"In the early days we all tend to think our kids sound like they’re speaking language from outer space. But d’Armond Speers went the other way. He only spoke Klingon to his son for the first three years of the boy’s life.
Yes, three years with nothing but a language that exists specifically for Trekkies to indulge their inner geekdom.
Technically, it is a real language. According to the Klingon Language Institute (no joke), a trained linguist was hired to create a language for the aliens of Star Trek. It has its own vocab, grammar and usage. Books have been published in it. You can even get tapes to learn the language.
But all this still doesn’t explain how Speers thought it would be most useful to speak nothing but Klingon to a child growing up in the Twin Cities.
Get this - he says he’s NOT a Star Trek fan. He does, however, have a doctorate in computational linguistics (according to City Pages Minneapolis/St. Paul News Blog), and he wanted to see “whether my son, going through his first language acquisition process, would acquire it like any human language.”
So what you’re saying, Herr Doctor, is you used your kid as part of a science experiment?
In truth, it probably wasn’t that damaging. Although it’s not a language he’ll be using at preschool, it’s no worse than teaching him English only to up and move to Indonesia or Spain when he’s three - where he suddenly has a whole new language to learn. Kids are much more adept at mastering a new tongue - both because their brains are so pliable but also because their tongues are more flexible (best thing my parents did - send me for French lessons at six; I don’t remember the language, but my accent is excellent).
But we have a feeling no one will understand him when he announces his graduation from Starfleet Academy. Although he will know many things.

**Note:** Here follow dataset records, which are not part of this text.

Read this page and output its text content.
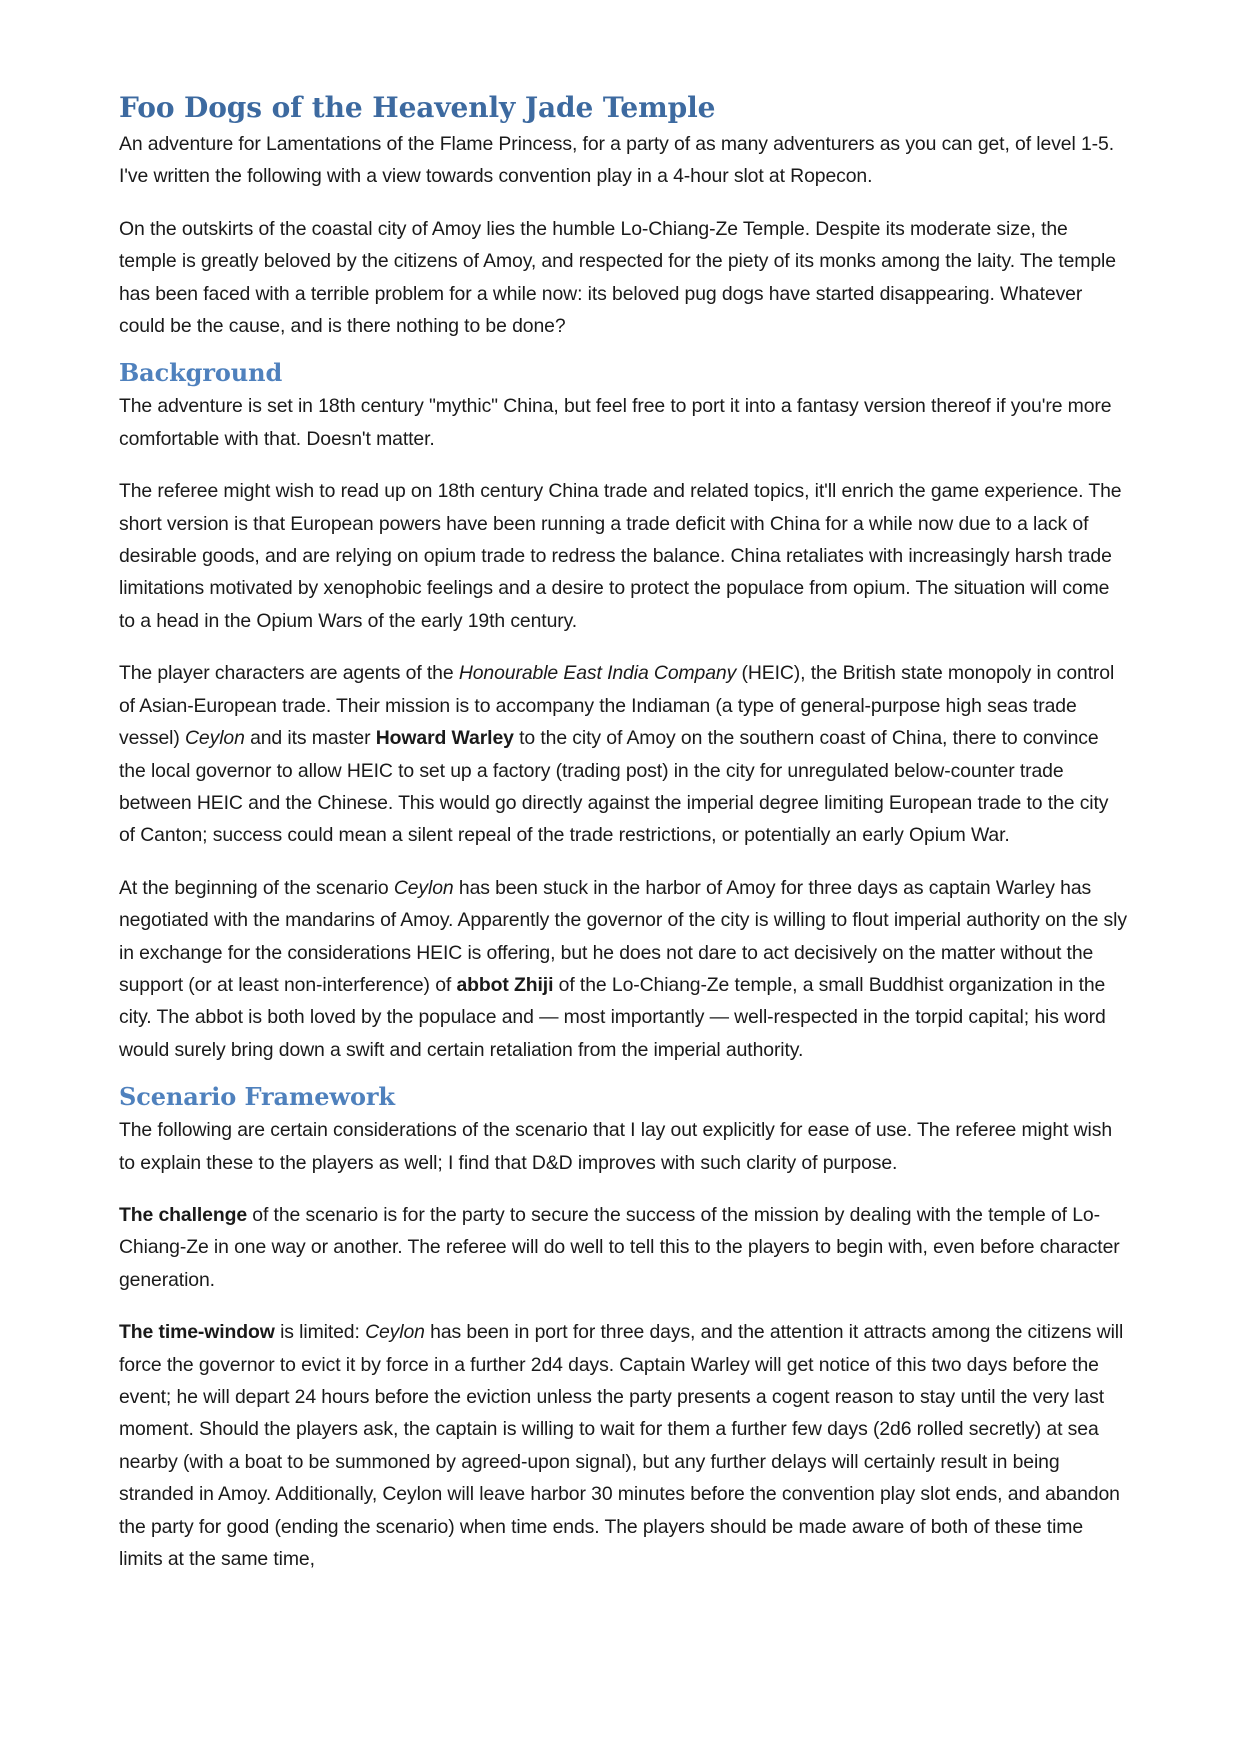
Foo Dogs of the Heavenly Jade Temple

An adventure for Lamentations of the Flame Princess, for a party of as many adventurers as you can get, of level 1-5. I've written the following with a view towards convention play in a 4-hour slot at Ropecon.

On the outskirts of the coastal city of Amoy lies the humble Lo-Chiang-Ze Temple. Despite its moderate size, the temple is greatly beloved by the citizens of Amoy, and respected for the piety of its monks among the laity. The temple has been faced with a terrible problem for a while now: its beloved pug dogs have started disappearing. Whatever could be the cause, and is there nothing to be done?

Background

The adventure is set in 18th century "mythic" China, but feel free to port it into a fantasy version thereof if you're more comfortable with that. Doesn't matter.

The referee might wish to read up on 18th century China trade and related topics, it'll enrich the game experience. The short version is that European powers have been running a trade deficit with China for a while now due to a lack of desirable goods, and are relying on opium trade to redress the balance. China retaliates with increasingly harsh trade limitations motivated by xenophobic feelings and a desire to protect the populace from opium. The situation will come to a head in the Opium Wars of the early 19th century.

The player characters are agents of the Honourable East India Company (HEIC), the British state monopoly in control of Asian-European trade. Their mission is to accompany the Indiaman (a type of general-purpose high seas trade vessel) Ceylon and its master Howard Warley to the city of Amoy on the southern coast of China, there to convince the local governor to allow HEIC to set up a factory (trading post) in the city for unregulated below-counter trade between HEIC and the Chinese. This would go directly against the imperial degree limiting European trade to the city of Canton; success could mean a silent repeal of the trade restrictions, or potentially an early Opium War.

At the beginning of the scenario Ceylon has been stuck in the harbor of Amoy for three days as captain Warley has negotiated with the mandarins of Amoy. Apparently the governor of the city is willing to flout imperial authority on the sly in exchange for the considerations HEIC is offering, but he does not dare to act decisively on the matter without the support (or at least non-interference) of abbot Zhiji of the Lo-Chiang-Ze temple, a small Buddhist organization in the city. The abbot is both loved by the populace and — most importantly — well-respected in the torpid capital; his word would surely bring down a swift and certain retaliation from the imperial authority.

Scenario Framework

The following are certain considerations of the scenario that I lay out explicitly for ease of use. The referee might wish to explain these to the players as well; I find that D&D improves with such clarity of purpose.

The challenge of the scenario is for the party to secure the success of the mission by dealing with the temple of Lo-Chiang-Ze in one way or another. The referee will do well to tell this to the players to begin with, even before character generation.

The time-window is limited: Ceylon has been in port for three days, and the attention it attracts among the citizens will force the governor to evict it by force in a further 2d4 days. Captain Warley will get notice of this two days before the event; he will depart 24 hours before the eviction unless the party presents a cogent reason to stay until the very last moment. Should the players ask, the captain is willing to wait for them a further few days (2d6 rolled secretly) at sea nearby (with a boat to be summoned by agreed-upon signal), but any further delays will certainly result in being stranded in Amoy. Additionally, Ceylon will leave harbor 30 minutes before the convention play slot ends, and abandon the party for good (ending the scenario) when time ends. The players should be made aware of both of these time limits at the same time,
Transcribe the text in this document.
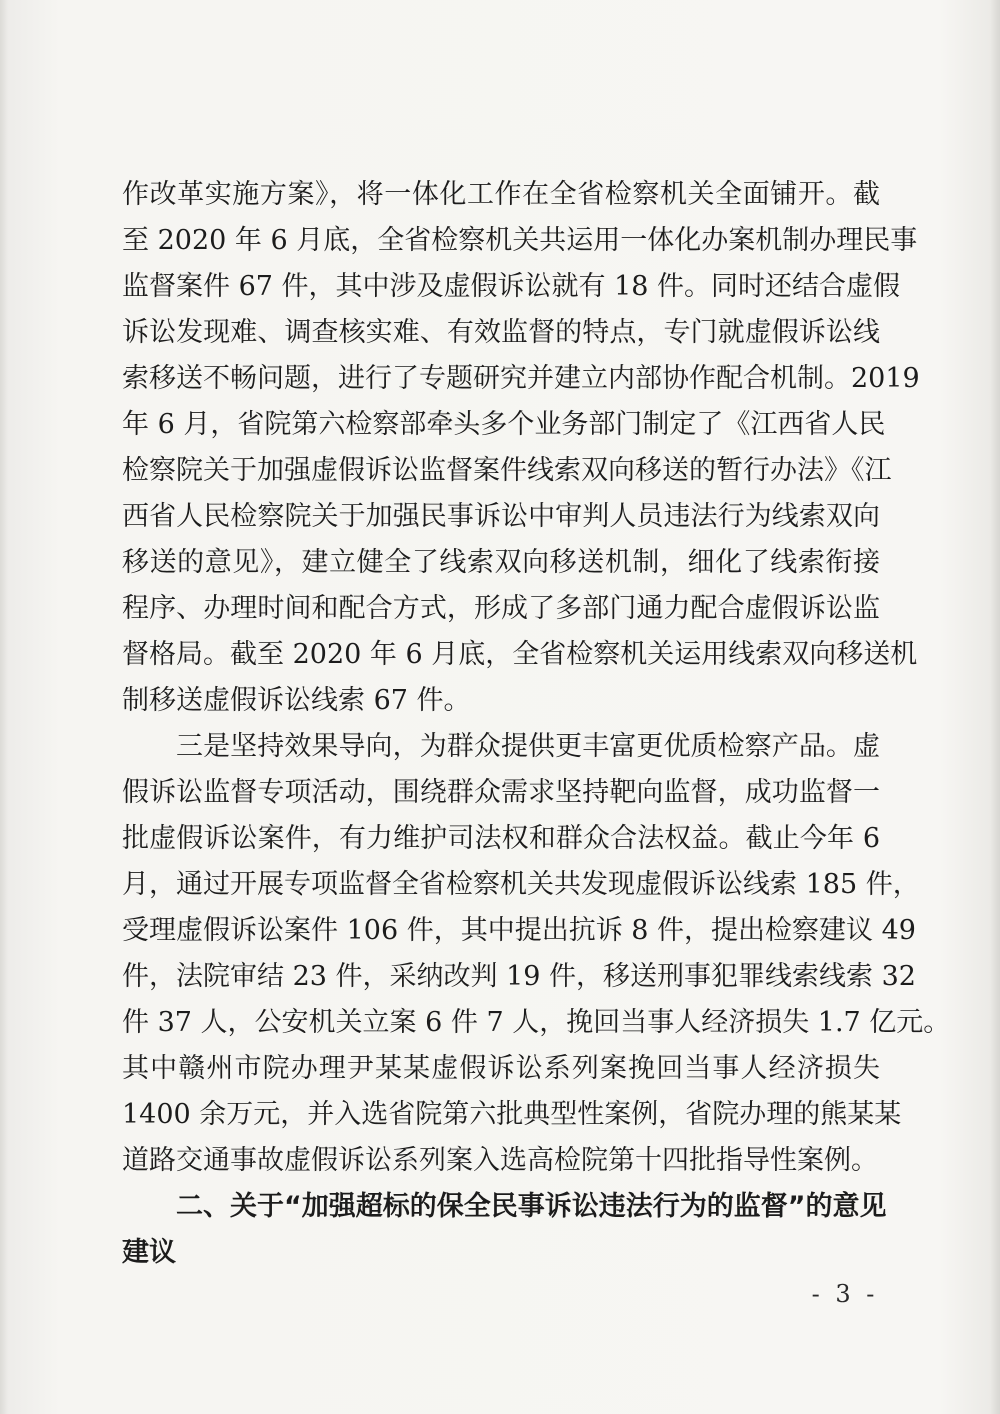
作改革实施方案》，将一体化工作在全省检察机关全面铺开。截
至 2020 年 6 月底，全省检察机关共运用一体化办案机制办理民事
监督案件 67 件，其中涉及虚假诉讼就有 18 件。同时还结合虚假
诉讼发现难、调查核实难、有效监督的特点，专门就虚假诉讼线
索移送不畅问题，进行了专题研究并建立内部协作配合机制。2019
年 6 月，省院第六检察部牵头多个业务部门制定了《江西省人民
检察院关于加强虚假诉讼监督案件线索双向移送的暂行办法》《江
西省人民检察院关于加强民事诉讼中审判人员违法行为线索双向
移送的意见》，建立健全了线索双向移送机制，细化了线索衔接
程序、办理时间和配合方式，形成了多部门通力配合虚假诉讼监
督格局。截至 2020 年 6 月底，全省检察机关运用线索双向移送机
制移送虚假诉讼线索 67 件。
三是坚持效果导向，为群众提供更丰富更优质检察产品。虚
假诉讼监督专项活动，围绕群众需求坚持靶向监督，成功监督一
批虚假诉讼案件，有力维护司法权和群众合法权益。截止今年 6
月，通过开展专项监督全省检察机关共发现虚假诉讼线索 185 件，
受理虚假诉讼案件 106 件，其中提出抗诉 8 件，提出检察建议 49
件，法院审结 23 件，采纳改判 19 件，移送刑事犯罪线索线索 32
件 37 人，公安机关立案 6 件 7 人，挽回当事人经济损失 1.7 亿元。
其中赣州市院办理尹某某虚假诉讼系列案挽回当事人经济损失
1400 余万元，并入选省院第六批典型性案例，省院办理的熊某某
道路交通事故虚假诉讼系列案入选高检院第十四批指导性案例。
二、关于“加强超标的保全民事诉讼违法行为的监督”的意见
建议
- 3 -
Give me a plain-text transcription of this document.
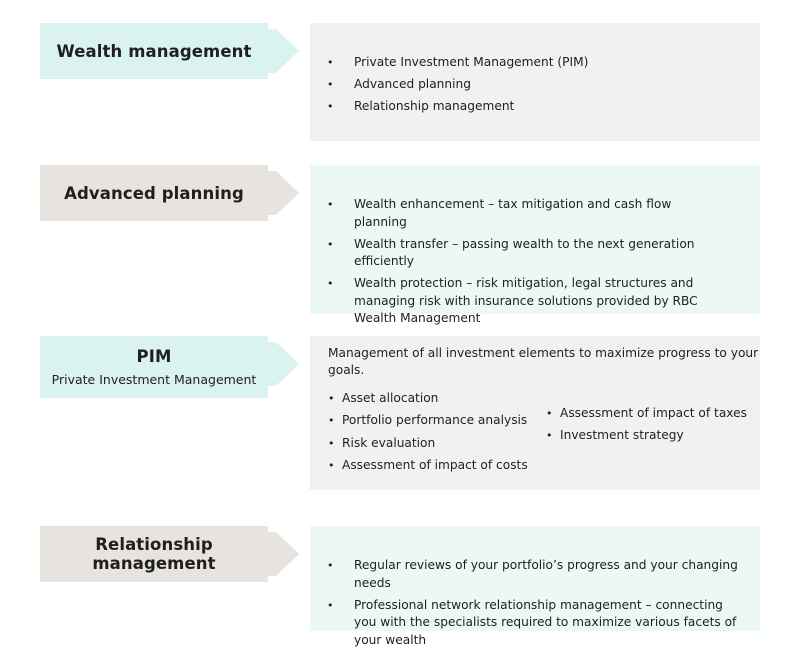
Wealth management
• Private Investment Management (PIM)
• Advanced planning
• Relationship management
Advanced planning
• Wealth enhancement – tax mitigation and cash flow planning
• Wealth transfer – passing wealth to the next generation efficiently
• Wealth protection – risk mitigation, legal structures and managing risk with insurance solutions provided by RBC Wealth Management
PIM
Private Investment Management
Management of all investment elements to maximize progress to your goals.
• Asset allocation
• Portfolio performance analysis
• Risk evaluation
• Assessment of impact of costs
• Assessment of impact of taxes
• Investment strategy
Relationship management
•	Regular reviews of your portfolio’s progress and your changing needs
• Professional network relationship management – connecting you with the specialists required to maximize various facets of your wealth
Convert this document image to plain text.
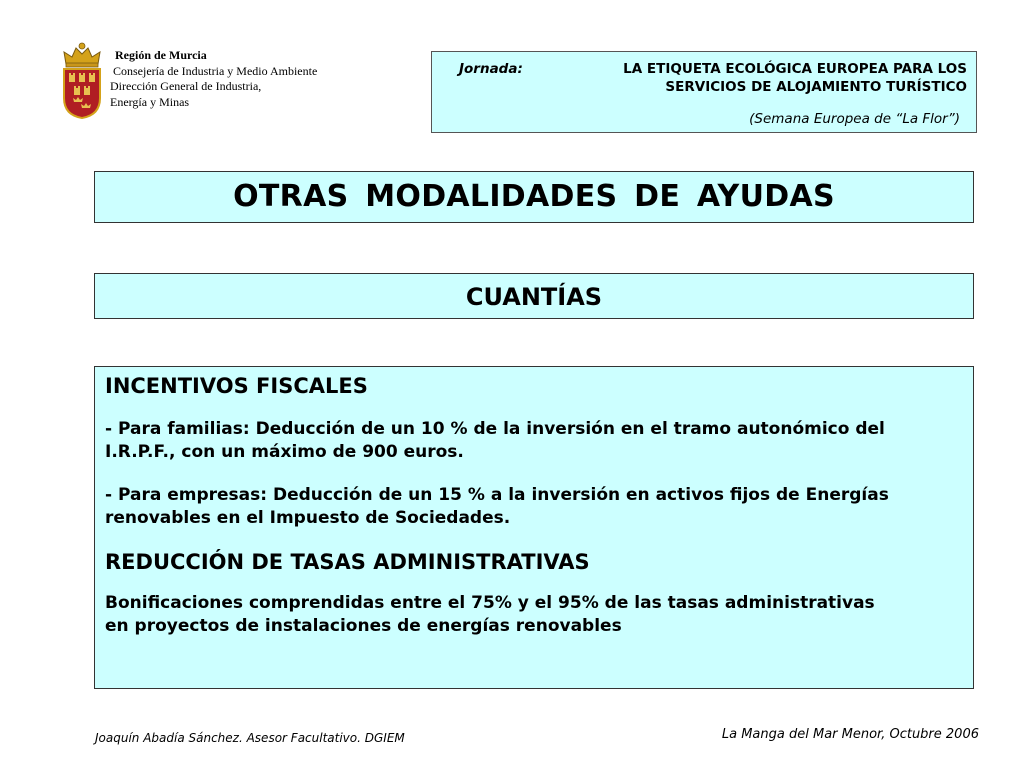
Región de Murcia
Consejería de Industria y Medio Ambiente
Dirección General de Industria,
Energía y Minas
Jornada:	LA ETIQUETA ECOLÓGICA EUROPEA PARA LOS
SERVICIOS DE ALOJAMIENTO TURÍSTICO
(Semana Europea de “La Flor”)
OTRAS MODALIDADES DE AYUDAS
CUANTÍAS
INCENTIVOS FISCALES
- Para familias: Deducción de un 10 % de la inversión en el tramo autonómico del
I.R.P.F., con un máximo de 900 euros.
- Para empresas: Deducción de un 15 % a la inversión en activos fijos de Energías
renovables en el Impuesto de Sociedades.
REDUCCIÓN DE TASAS ADMINISTRATIVAS
Bonificaciones comprendidas entre el 75% y el 95% de las tasas administrativas
en proyectos de instalaciones de energías renovables
Joaquín Abadía Sánchez. Asesor Facultativo. DGIEM	La Manga del Mar Menor, Octubre 2006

May be that Chat knows very littleabout raising kids but she is fairly certain that the early years are fairly importantto shaping who the child will become. Genetics does play a role yes but so does the whole rasing it as well.
Id be worried theyd actually start thinking they ARE Klingons and start a war with the Federation going around killing every non-klingon in sight. :p
Typical of the massive fail that the bureaucratization of scholarship has brought about. Only an idiot would consider the criteria for a language being "real" revolves around it being designed by a "linguist" etc etc ad nauseum.
Languages are real because people developed them as a natural process.
I'm become more and more amazed every day at the ability of people to create escapist false realities and still thing they are "powerful" and "elite" and "strong", and probably worse, "intelligent".
I have to say, this is something that I would not do. As a parent I feel behoven to do my best in every possible way to prepare my children for the world they will face. As such, I fail to see how the Klingon language would be of any help whatsoever.
To echo a previous reply, this does have a rather unpleasant child-experimentation air about it. My family is multilingual - I'm English, my wife is Portuguese and we live in Portugal. My children were raised bilingual at home and are learning another language at school. I think languages are good - they improve the mind and open up exploration of other cultures for the child.